Doch das führt dazu, dass sie eine Reihe von Veränderungen durchlaufen: Die Meere werden wärmer und saurer, ihre Eiskappen schmelzen und zusätzliches Schmelzwasser vom Land verlangsamt ihre Umwälzung. Wie das alles funktioniert, ist im zweiten Teil dieser Trilogie nachzulesen.
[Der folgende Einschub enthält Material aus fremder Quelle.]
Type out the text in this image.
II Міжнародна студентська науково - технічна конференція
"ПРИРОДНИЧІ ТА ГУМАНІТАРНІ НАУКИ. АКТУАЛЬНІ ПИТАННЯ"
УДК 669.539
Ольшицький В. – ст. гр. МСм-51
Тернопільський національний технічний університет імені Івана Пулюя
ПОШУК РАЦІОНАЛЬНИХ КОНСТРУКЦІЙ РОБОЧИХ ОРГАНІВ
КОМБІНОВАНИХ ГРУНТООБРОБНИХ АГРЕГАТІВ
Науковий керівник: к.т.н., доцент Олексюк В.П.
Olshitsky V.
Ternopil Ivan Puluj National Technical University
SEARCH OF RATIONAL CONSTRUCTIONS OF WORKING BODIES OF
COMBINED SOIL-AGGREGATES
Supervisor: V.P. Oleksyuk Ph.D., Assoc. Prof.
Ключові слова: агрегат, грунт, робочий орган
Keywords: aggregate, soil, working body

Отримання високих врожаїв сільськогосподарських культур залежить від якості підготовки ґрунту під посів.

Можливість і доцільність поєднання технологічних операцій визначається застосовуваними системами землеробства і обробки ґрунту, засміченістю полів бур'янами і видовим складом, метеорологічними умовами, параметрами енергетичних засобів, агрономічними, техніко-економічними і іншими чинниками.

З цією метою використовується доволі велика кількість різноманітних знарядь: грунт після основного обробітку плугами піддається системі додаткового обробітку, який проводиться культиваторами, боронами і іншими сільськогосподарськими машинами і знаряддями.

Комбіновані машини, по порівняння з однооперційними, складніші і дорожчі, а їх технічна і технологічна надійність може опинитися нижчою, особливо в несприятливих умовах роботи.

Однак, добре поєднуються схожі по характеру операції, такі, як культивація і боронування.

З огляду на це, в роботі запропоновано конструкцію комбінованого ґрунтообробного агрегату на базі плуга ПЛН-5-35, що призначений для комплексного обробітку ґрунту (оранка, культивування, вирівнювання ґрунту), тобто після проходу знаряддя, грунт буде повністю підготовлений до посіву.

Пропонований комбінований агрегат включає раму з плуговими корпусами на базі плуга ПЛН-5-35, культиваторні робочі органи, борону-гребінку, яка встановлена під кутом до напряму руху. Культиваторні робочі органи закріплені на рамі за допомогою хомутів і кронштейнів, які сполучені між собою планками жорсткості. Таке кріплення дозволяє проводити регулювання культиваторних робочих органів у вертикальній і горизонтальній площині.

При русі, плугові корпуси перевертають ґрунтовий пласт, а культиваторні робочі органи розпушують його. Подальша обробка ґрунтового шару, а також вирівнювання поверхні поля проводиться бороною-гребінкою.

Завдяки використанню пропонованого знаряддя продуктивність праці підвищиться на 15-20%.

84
Im letzten Beitrag zum neuen Bericht des Weltklimarats widmen wir uns den Lebewesen im Ozean. Auch wenn wir Menschen bisher noch relativ wenig von den Veränderungen im Wasser mitbekommen: an den Bewohnern des Ozeans gehen sie nicht spurlos vorbei.
Schwindende Biomasse
An Land bilden Pflanzen die Basis der Nahrungskette. Im Meer ist es das Phytoplankton. Unter diesem Begriff wird eine Vielzahl mikroskopisch kleiner Algen zusammengefasst. Sie kommen vor allem an der Oberfläche des Wassers vor, denn sie betreiben, wie Landpflanzen auch, Fotosynthese: Sie wandeln Kohlendioxid und Wasser mittels Sonnenlicht zu organischem Material um. Das Kohlendioxid dafür beziehen sie aus dem Wasser. Sie spielen damit eine wichtige Rolle für die ozeanische Kohlenstoffsenke.
Nebenbei produzieren diese Mikroalgen dadurch auch einen Grossteil des Sauerstoffs, den Menschen und Tiere brauchen. Die Algen sind für das Leben auf der Erde von so fundamentaler Bedeutung, dass ohne sie der Schritt an Land womöglich nie möglich gewesen wäre. In diesem Sinne verdanken wir unser Dasein nicht zuletzt diesen winzigen Meeresbewohnern.
Viele Phytoplankton-Arten haben Kalkschalen. Kalk ist Kalziumkarbonat und besteht aus den Ionen von Kalzium und Karbonat. Letztere werden durch die Aufnahme von CO2 im Ozean immer seltener. Das erschwert den Algen die Bildung ihrer Schalen.
Ausserdem steigt durch die CO2-Aufnahme der Säuregehalt im Wasser. Grundsätzlich ist das für jeden Organismus ein Problem, da der Säuregehalt im Körperinneren konstant sein sollte. Menschliches Blut hat beispielsweise einen Säuregehalt um pH 7,4. Bereits bei einer Abnahme von mehr als 0,05 Punkten spricht man von einer Azidose. Bei Schalen von Algen kann der steigende Säuregehalt zusätzlich dazu führen, dass das Karbonat aus dem Kalk herausgelöst wird. Die Algen werden dadurch geschädigt.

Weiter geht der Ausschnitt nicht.